I feel passionate about nationalism as idolatry because of my time in Nicaragua and Central America, beginning in the 1980s when the U.S. was involved in wars in three of those countries. Most of the thousands of civilian victims were not caught in cross-fire; they were targeted for other reasons, among them religious faith. The victims included many lay Christian workers and more than 20 priests and nuns. After El Salvador’s archbishop pleaded to the U.S. president to end aid to the Salvadoran army responsible for the massacres, army officials (trained by the U.S.) assassinated the archbishop – while he said mass.

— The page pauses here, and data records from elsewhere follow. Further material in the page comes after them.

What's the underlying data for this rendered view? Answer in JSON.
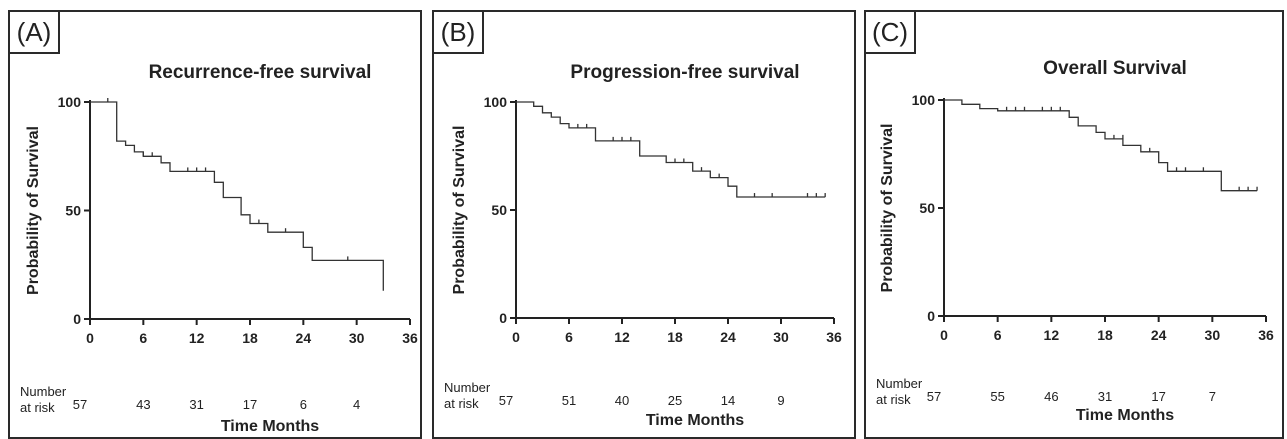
{
  "chart_data": [
    {
      "type": "line",
      "label": "(A)",
      "title": "Recurrence-free survival",
      "xlabel": "Time Months",
      "ylabel": "Probability of Survival",
      "xlim": [
        0,
        36
      ],
      "ylim": [
        0,
        100
      ],
      "xticks": [
        0,
        6,
        12,
        18,
        24,
        30,
        36
      ],
      "yticks": [
        0,
        50,
        100
      ],
      "steps": [
        [
          0,
          100
        ],
        [
          3,
          100
        ],
        [
          3,
          82
        ],
        [
          4,
          82
        ],
        [
          4,
          80
        ],
        [
          5,
          80
        ],
        [
          5,
          77
        ],
        [
          6,
          77
        ],
        [
          6,
          75
        ],
        [
          8,
          75
        ],
        [
          8,
          72
        ],
        [
          9,
          72
        ],
        [
          9,
          68
        ],
        [
          14,
          68
        ],
        [
          14,
          63
        ],
        [
          15,
          63
        ],
        [
          15,
          56
        ],
        [
          17,
          56
        ],
        [
          17,
          48
        ],
        [
          18,
          48
        ],
        [
          18,
          44
        ],
        [
          20,
          44
        ],
        [
          20,
          40
        ],
        [
          24,
          40
        ],
        [
          24,
          33
        ],
        [
          25,
          33
        ],
        [
          25,
          27
        ],
        [
          33,
          27
        ],
        [
          33,
          13
        ]
      ],
      "censored": [
        [
          2,
          100
        ],
        [
          6,
          75
        ],
        [
          7,
          75
        ],
        [
          11,
          68
        ],
        [
          12,
          68
        ],
        [
          13,
          68
        ],
        [
          19,
          44
        ],
        [
          22,
          40
        ],
        [
          29,
          27
        ]
      ],
      "risk_title": [
        "Number",
        "at risk"
      ],
      "risk": [
        {
          "x": 0,
          "n": "57"
        },
        {
          "x": 6,
          "n": "43"
        },
        {
          "x": 12,
          "n": "31"
        },
        {
          "x": 18,
          "n": "17"
        },
        {
          "x": 24,
          "n": "6"
        },
        {
          "x": 30,
          "n": "4"
        }
      ]
    },
    {
      "type": "line",
      "label": "(B)",
      "title": "Progression-free survival",
      "xlabel": "Time Months",
      "ylabel": "Probability of Survival",
      "xlim": [
        0,
        36
      ],
      "ylim": [
        0,
        100
      ],
      "xticks": [
        0,
        6,
        12,
        18,
        24,
        30,
        36
      ],
      "yticks": [
        0,
        50,
        100
      ],
      "steps": [
        [
          0,
          100
        ],
        [
          2,
          100
        ],
        [
          2,
          98
        ],
        [
          3,
          98
        ],
        [
          3,
          95
        ],
        [
          4,
          95
        ],
        [
          4,
          93
        ],
        [
          5,
          93
        ],
        [
          5,
          90
        ],
        [
          6,
          90
        ],
        [
          6,
          88
        ],
        [
          9,
          88
        ],
        [
          9,
          82
        ],
        [
          14,
          82
        ],
        [
          14,
          75
        ],
        [
          17,
          75
        ],
        [
          17,
          72
        ],
        [
          20,
          72
        ],
        [
          20,
          68
        ],
        [
          22,
          68
        ],
        [
          22,
          65
        ],
        [
          24,
          65
        ],
        [
          24,
          61
        ],
        [
          25,
          61
        ],
        [
          25,
          56
        ],
        [
          35,
          56
        ]
      ],
      "censored": [
        [
          7,
          88
        ],
        [
          8,
          88
        ],
        [
          11,
          82
        ],
        [
          12,
          82
        ],
        [
          13,
          82
        ],
        [
          18,
          72
        ],
        [
          19,
          72
        ],
        [
          21,
          68
        ],
        [
          23,
          65
        ],
        [
          27,
          56
        ],
        [
          29,
          56
        ],
        [
          33,
          56
        ],
        [
          34,
          56
        ],
        [
          35,
          56
        ]
      ],
      "risk_title": [
        "Number",
        "at risk"
      ],
      "risk": [
        {
          "x": 0,
          "n": "57"
        },
        {
          "x": 6,
          "n": "51"
        },
        {
          "x": 12,
          "n": "40"
        },
        {
          "x": 18,
          "n": "25"
        },
        {
          "x": 24,
          "n": "14"
        },
        {
          "x": 30,
          "n": "9"
        }
      ]
    },
    {
      "type": "line",
      "label": "(C)",
      "title": "Overall Survival",
      "xlabel": "Time Months",
      "ylabel": "Probability of Survival",
      "xlim": [
        0,
        36
      ],
      "ylim": [
        0,
        100
      ],
      "xticks": [
        0,
        6,
        12,
        18,
        24,
        30,
        36
      ],
      "yticks": [
        0,
        50,
        100
      ],
      "steps": [
        [
          0,
          100
        ],
        [
          2,
          100
        ],
        [
          2,
          98
        ],
        [
          4,
          98
        ],
        [
          4,
          96
        ],
        [
          6,
          96
        ],
        [
          6,
          95
        ],
        [
          14,
          95
        ],
        [
          14,
          92
        ],
        [
          15,
          92
        ],
        [
          15,
          88
        ],
        [
          17,
          88
        ],
        [
          17,
          85
        ],
        [
          18,
          85
        ],
        [
          18,
          82
        ],
        [
          20,
          82
        ],
        [
          20,
          79
        ],
        [
          22,
          79
        ],
        [
          22,
          76
        ],
        [
          24,
          76
        ],
        [
          24,
          71
        ],
        [
          25,
          71
        ],
        [
          25,
          67
        ],
        [
          31,
          67
        ],
        [
          31,
          58
        ],
        [
          35,
          58
        ]
      ],
      "censored": [
        [
          7,
          95
        ],
        [
          8,
          95
        ],
        [
          9,
          95
        ],
        [
          11,
          95
        ],
        [
          12,
          95
        ],
        [
          13,
          95
        ],
        [
          19,
          82
        ],
        [
          20,
          82
        ],
        [
          23,
          76
        ],
        [
          26,
          67
        ],
        [
          27,
          67
        ],
        [
          29,
          67
        ],
        [
          33,
          58
        ],
        [
          34,
          58
        ],
        [
          35,
          58
        ]
      ],
      "risk_title": [
        "Number",
        "at risk"
      ],
      "risk": [
        {
          "x": 0,
          "n": "57"
        },
        {
          "x": 6,
          "n": "55"
        },
        {
          "x": 12,
          "n": "46"
        },
        {
          "x": 18,
          "n": "31"
        },
        {
          "x": 24,
          "n": "17"
        },
        {
          "x": 30,
          "n": "7"
        }
      ]
    }
  ]
}
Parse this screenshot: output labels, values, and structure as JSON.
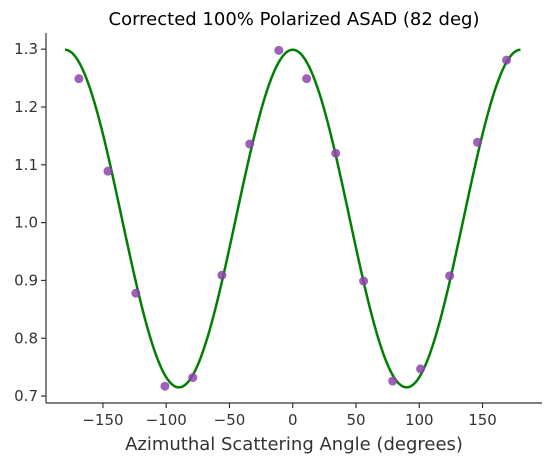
{
  "chart_data": {
    "type": "scatter",
    "title": "Corrected 100% Polarized ASAD (82 deg)",
    "xlabel": "Azimuthal Scattering Angle (degrees)",
    "ylabel": "",
    "xlim": [
      -195,
      197
    ],
    "ylim": [
      0.688,
      1.328
    ],
    "xticks": [
      -150,
      -100,
      -50,
      0,
      50,
      100,
      150
    ],
    "xtick_labels": [
      "−150",
      "−100",
      "−50",
      "0",
      "50",
      "100",
      "150"
    ],
    "yticks": [
      0.7,
      0.8,
      0.9,
      1.0,
      1.1,
      1.2,
      1.3
    ],
    "ytick_labels": [
      "0.7",
      "0.8",
      "0.9",
      "1.0",
      "1.1",
      "1.2",
      "1.3"
    ],
    "grid": false,
    "legend": "none",
    "series": [
      {
        "kind": "scatter",
        "color": "#8e44ad",
        "points": [
          {
            "x": -169,
            "y": 1.249
          },
          {
            "x": -146,
            "y": 1.089
          },
          {
            "x": -124,
            "y": 0.878
          },
          {
            "x": -101,
            "y": 0.717
          },
          {
            "x": -79,
            "y": 0.732
          },
          {
            "x": -56,
            "y": 0.909
          },
          {
            "x": -34,
            "y": 1.136
          },
          {
            "x": -11,
            "y": 1.298
          },
          {
            "x": 11,
            "y": 1.249
          },
          {
            "x": 34,
            "y": 1.12
          },
          {
            "x": 56,
            "y": 0.899
          },
          {
            "x": 79,
            "y": 0.726
          },
          {
            "x": 101,
            "y": 0.747
          },
          {
            "x": 124,
            "y": 0.908
          },
          {
            "x": 146,
            "y": 1.139
          },
          {
            "x": 169,
            "y": 1.281
          }
        ]
      },
      {
        "kind": "line",
        "color": "#008000",
        "model": {
          "form": "offset + amplitude * cos(2 * (x - phase))",
          "offset": 1.007,
          "amplitude": 0.292,
          "phase": 0,
          "x_range": [
            -180,
            180
          ]
        }
      }
    ]
  }
}
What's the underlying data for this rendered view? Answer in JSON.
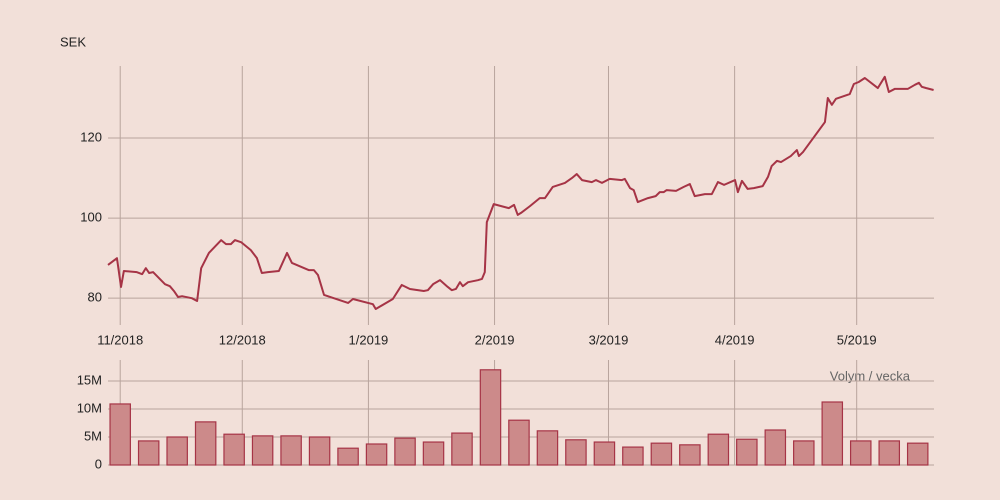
{
  "chart_data": [
    {
      "type": "line",
      "title": "SEK",
      "color": "#a63446",
      "grid": true,
      "xlim": [
        0,
        203
      ],
      "ylim": [
        73.3,
        138
      ],
      "xticks": [
        {
          "value": 3,
          "label": "11/2018"
        },
        {
          "value": 33,
          "label": "12/2018"
        },
        {
          "value": 64,
          "label": "1/2019"
        },
        {
          "value": 95,
          "label": "2/2019"
        },
        {
          "value": 123,
          "label": "3/2019"
        },
        {
          "value": 154,
          "label": "4/2019"
        },
        {
          "value": 184,
          "label": "5/2019"
        }
      ],
      "yticks": [
        80,
        100,
        120
      ],
      "x": [
        0,
        2.2,
        3.2,
        3.9,
        7.1,
        8.4,
        9.3,
        10.1,
        11.1,
        14,
        15.2,
        16.2,
        17.2,
        18.2,
        20.6,
        21.9,
        22.9,
        24.8,
        27.8,
        29,
        30.2,
        31.2,
        32.7,
        35.1,
        36.6,
        37.8,
        39.3,
        42,
        44,
        45.2,
        49.4,
        50.6,
        51.6,
        53.1,
        59,
        60.2,
        65.1,
        65.8,
        70,
        72.2,
        74.2,
        77.6,
        78.6,
        79.9,
        81.6,
        83.5,
        84.5,
        85.5,
        86.5,
        87.2,
        88.5,
        90.9,
        91.9,
        92.6,
        93.1,
        94.8,
        98.5,
        99.8,
        100.7,
        101.5,
        103.7,
        106.1,
        107.4,
        109.3,
        112.3,
        114,
        115.2,
        116.5,
        118.9,
        119.9,
        121.4,
        123.3,
        126.3,
        127,
        128.3,
        129.2,
        130.2,
        132.7,
        134.6,
        135.6,
        136.6,
        137.3,
        139.6,
        141.5,
        143,
        144.2,
        146.7,
        148.4,
        149.9,
        151.4,
        154.1,
        154.8,
        155.8,
        157.2,
        158.7,
        160.9,
        162.2,
        163.1,
        164.4,
        165.4,
        167.8,
        169.3,
        169.8,
        170.8,
        176.2,
        176.9,
        177.9,
        178.9,
        182.3,
        183.3,
        184.5,
        186,
        189.2,
        190.9,
        191.9,
        193.4,
        196.6,
        198.3,
        199.3,
        200,
        201,
        202.9
      ],
      "values": [
        88.3,
        90,
        82.8,
        86.8,
        86.5,
        86,
        87.5,
        86.3,
        86.5,
        83.5,
        83,
        81.8,
        80.3,
        80.5,
        80,
        79.3,
        87.5,
        91.3,
        94.5,
        93.5,
        93.5,
        94.5,
        94,
        92,
        90,
        86.3,
        86.5,
        86.8,
        91.3,
        88.8,
        87,
        87,
        85.8,
        80.8,
        78.8,
        79.8,
        78.5,
        77.3,
        79.8,
        83.3,
        82.3,
        81.8,
        82,
        83.5,
        84.5,
        82.8,
        82,
        82.3,
        84,
        83,
        84,
        84.5,
        84.8,
        86.5,
        99,
        103.5,
        102.5,
        103.3,
        100.8,
        101.3,
        103,
        105,
        105,
        107.8,
        108.8,
        110,
        111,
        109.5,
        109,
        109.5,
        108.8,
        109.8,
        109.5,
        109.8,
        107.5,
        107,
        104,
        105,
        105.5,
        106.5,
        106.5,
        107,
        106.8,
        107.8,
        108.5,
        105.5,
        106,
        106,
        109,
        108.3,
        109.5,
        106.5,
        109.3,
        107.3,
        107.5,
        108,
        110.3,
        113,
        114.3,
        114,
        115.5,
        117,
        115.5,
        116.5,
        124,
        130,
        128.3,
        129.8,
        131,
        133.5,
        134,
        135,
        132.5,
        135.3,
        131.5,
        132.3,
        132.3,
        133.3,
        133.8,
        132.8,
        132.5,
        132
      ]
    },
    {
      "type": "bar",
      "annotation": "Volym / vecka",
      "color": "#cc8a8a",
      "grid": true,
      "xlim": [
        0,
        203
      ],
      "ylim": [
        0,
        18750000
      ],
      "yticks": [
        0,
        {
          "value": 5000000,
          "label": "5M"
        },
        {
          "value": 10000000,
          "label": "10M"
        },
        {
          "value": 15000000,
          "label": "15M"
        }
      ],
      "x": [
        3,
        10,
        17,
        24,
        31,
        38,
        45,
        52,
        59,
        66,
        73,
        80,
        87,
        94,
        101,
        108,
        115,
        122,
        129,
        136,
        143,
        150,
        157,
        164,
        171,
        178,
        185,
        192,
        199
      ],
      "values": [
        10900000,
        4300000,
        5000000,
        7700000,
        5500000,
        5200000,
        5200000,
        5000000,
        3000000,
        3750000,
        4800000,
        4100000,
        5700000,
        17000000,
        8000000,
        6100000,
        4500000,
        4100000,
        3200000,
        3900000,
        3600000,
        5500000,
        4600000,
        6250000,
        4300000,
        11250000,
        4300000,
        4300000,
        3900000
      ]
    }
  ]
}
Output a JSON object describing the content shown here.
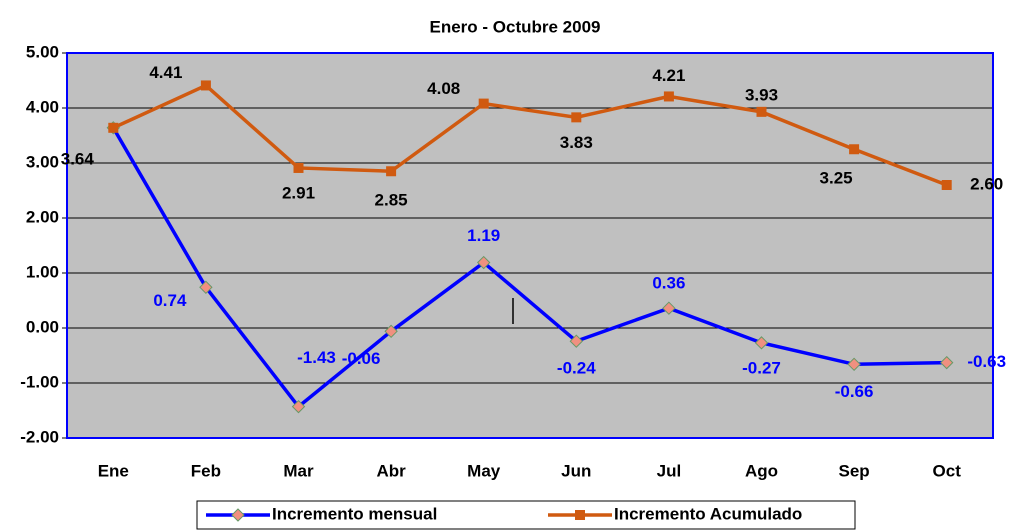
{
  "chart_data": {
    "type": "line",
    "title": "Enero - Octubre 2009",
    "categories": [
      "Ene",
      "Feb",
      "Mar",
      "Abr",
      "May",
      "Jun",
      "Jul",
      "Ago",
      "Sep",
      "Oct"
    ],
    "series": [
      {
        "name": "Incremento mensual",
        "color": "#0000ff",
        "values": [
          3.64,
          0.74,
          -1.43,
          -0.06,
          1.19,
          -0.24,
          0.36,
          -0.27,
          -0.66,
          -0.63
        ],
        "value_labels": [
          null,
          "0.74",
          "-1.43",
          "-0.06",
          "1.19",
          "-0.24",
          "0.36",
          "-0.27",
          "-0.66",
          "-0.63"
        ]
      },
      {
        "name": "Incremento Acumulado",
        "color": "#d05a10",
        "values": [
          3.64,
          4.41,
          2.91,
          2.85,
          4.08,
          3.83,
          4.21,
          3.93,
          3.25,
          2.6
        ],
        "value_labels": [
          "3.64",
          "4.41",
          "2.91",
          "2.85",
          "4.08",
          "3.83",
          "4.21",
          "3.93",
          "3.25",
          "2.60"
        ]
      }
    ],
    "ylim": [
      -2,
      5
    ],
    "yticks": [
      {
        "value": -2,
        "label": "-2.00"
      },
      {
        "value": -1,
        "label": "-1.00"
      },
      {
        "value": 0,
        "label": "0.00"
      },
      {
        "value": 1,
        "label": "1.00"
      },
      {
        "value": 2,
        "label": "2.00"
      },
      {
        "value": 3,
        "label": "3.00"
      },
      {
        "value": 4,
        "label": "4.00"
      },
      {
        "value": 5,
        "label": "5.00"
      }
    ],
    "grid": true,
    "legend": "bottom"
  }
}
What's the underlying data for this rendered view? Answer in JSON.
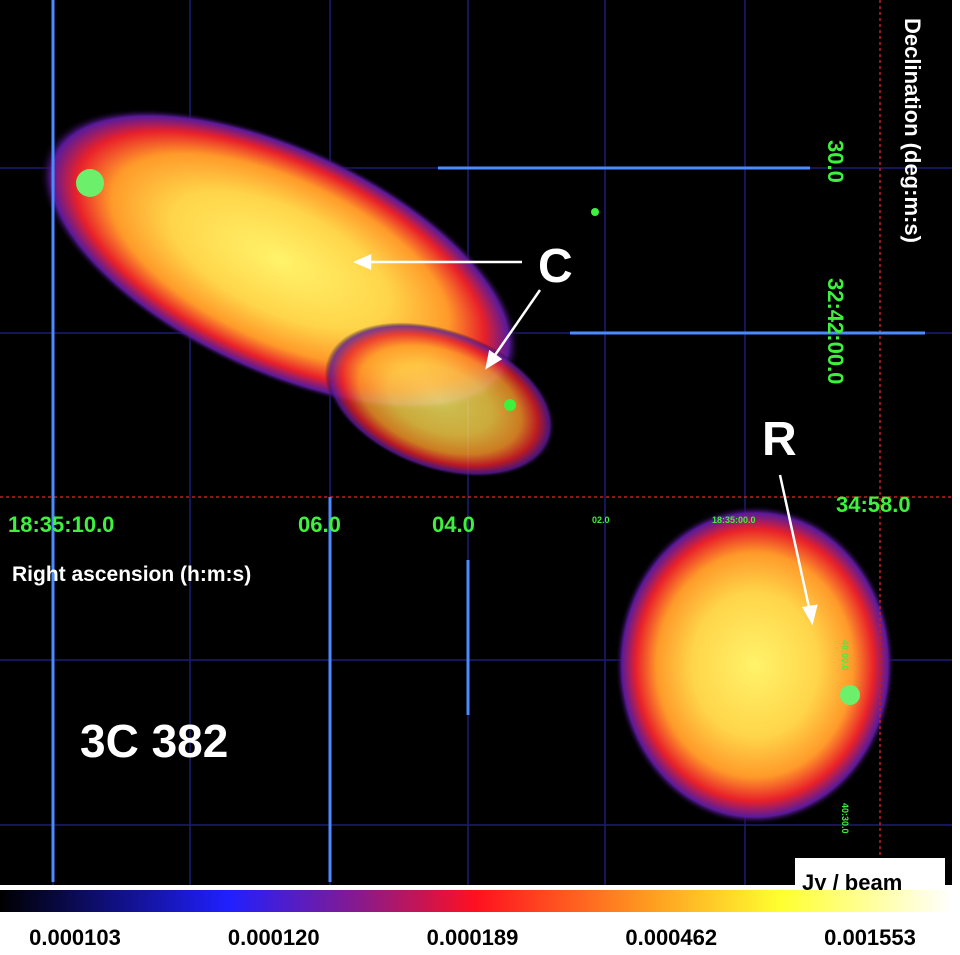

When I spoke to groups in the 1980s about our country’s actions in Central America, it made some angry: not with our country for doing those things, but with me, for saying our country was doing those things. They thought I was un-American. The Reagan administration, criticized by many for aiding anti-government guerrillas in Nicaragua, responded by asking, “Whose side are you on?”
Let me paraphrase that: “No one can serve two masters. For you will hate one and love the other.” The Mennonite church opposes military involvement around the globe not just because Jesus taught, lived, and died “love your enemies,” but because the innocents being killed are fellow global citizens. This year the Mennonite Church in Colombia is asking for our solidarity, in part because of several hundred violations against church leaders of different denominations.
The Mennonite Confession of Faith explains that “the church itself is God’s nation, encompassing people who have come from every tribe and nation.” If we’re going to sing any anthem before games, I’d like to hear one to the church.
Doug Schirch is the Associate Professor of Chemistry at Goshen College.